Harper Avenue – this street was formerly called Park Road and North Park Road. It was so named because it runs alongside Hagley Park. It was renamed Harper Avenue by city council resolution on 18 May 1931 in honour of the retiring chairman of the Christchurch Domains Board George Harper (1843–1937).

Rolleston Avenue – this street formerly belonged to Antigua Street. The section between Cambridge Terrace and Armagh Street was renamed in honour of William Rolleston on 11 January 1903, about one month before his death. This street was chosen because of his association with Canterbury College (now the Christchurch Arts Centre, which adjoined Antigua Street and also because it was proposed to erect his statue there.

Park Terrace – this street appears as Mill Road on an 1862 map. Park Terrace, named because it runs adjacent to Hagley Park, first appears in street directories in 1880.

Cranmer Square (original street name) – Cranmer Square is adjacent to the square of the same name and is named after the martyred Oxford bishop Thomas Cranmer.

Montreal Street (original street name) – this street is named after the Anglican Diocese of Montreal in Canada. The surveyors ran out of English bishoprics to use as street names so moved on to other colonies.

Durham Street (original street name) – the street was named after the Diocese of Durham. On 21 October 1985 the council resolved for the two separate sections of Durham Street (between Gloucester Street and Cashel Street, which is part of Cambridge Terrace) to be renamed Durham Street North and South.

Colombo Street (original street name) – this street is named after the colonial Anglican bishopric Colombo in what at the time was known as Ceylon.

Manchester Street (original street name) – this street is named after William Montagu, 7th Duke of Manchester, who was a member of the Canterbury association in 1848.

Latimer Square (original street name) – the street adjacent to Latimer Square is named after the martyred Oxford bishop Hugh Latimer.

Madras Street (original street name) – this street is named after the colonial Anglican bishopric of Madras (now known as Chennai) in India.

Barbadoes Street (original street name) – this street is named after the Anglican colonial Diocese of Barbados in the West Indies, now known as the Caribbean. The Christchurch spelling of Barbados with an additional 'e' is as per the original survey plan drawn by Edward Jollie.

Fitzgerald Avenue – the original names for this street were East Town Belt and East Belt. The street was renamed by council on 11 January 1904 in honour of James FitzGerald.

Streets running east–west

Bealey Avenue – the original name for this street was North Belt and North Town Belt. On 11 January 1904, it got renamed in honour of Canterbury's third Superintendent Samuel Bealey, who owned land in this area.

Salisbury Street (original street name) – the street is named after the English Diocese of Salisbury.

Peterborough Street (original street name) – the street is named after the Anglican Diocese of Peterborough.

Kilmore Street (original street name) – the street is named after the Irish Diocese of Kilmore.

Chester Street (original street name) – the street is named after the English Anglican Diocese of Chester.

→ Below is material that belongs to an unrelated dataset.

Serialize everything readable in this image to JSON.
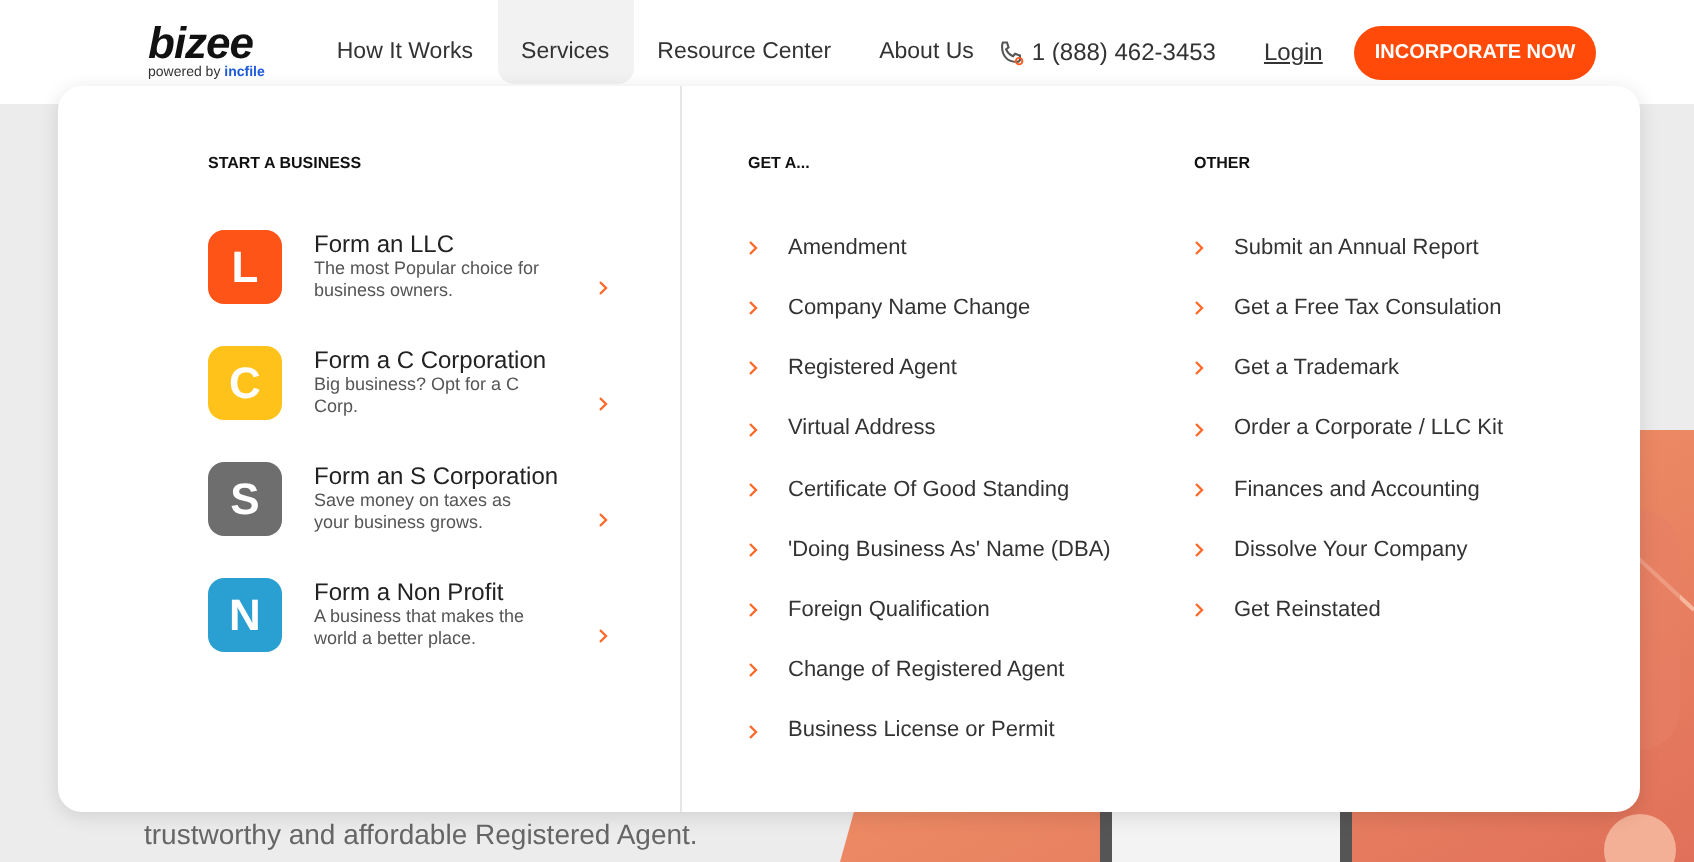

It appears in 1883 street directories as Chester Street between East Town Belt and Colombo Street, and Chester Street West between Cambridge Terrace and Park Terrace. Chester Street West was renamed Cranmer Terrace for a short time in the 1950s because of the gap in Chester Street between Colombo Street and Cambridge Terrace. It reverted to its earlier name when the residents found that there was confusion with Cranmer Square.

Armagh Street (original street name) – the street is named after the Diocese of Armagh.

Gloucester Street (original street name) – the street is named after the Diocese of Gloucester.

Worcester Street (original street name) – the street is named after the Anglican Diocese of Worcester.

Hereford Street (original street name) – the street is named after the Diocese of Hereford.

Cashel Street (original street name) – the street is named after the bishopric of Cashel.

Lichfield Street (original street name) – the street is named after the Diocese of Lichfield.

Tuam Street (original street name) – the street is named after the Irish Diocese of Tuam.

St Asaph Street (original street name) – the street is named after the Diocese of St Asaph in Wales.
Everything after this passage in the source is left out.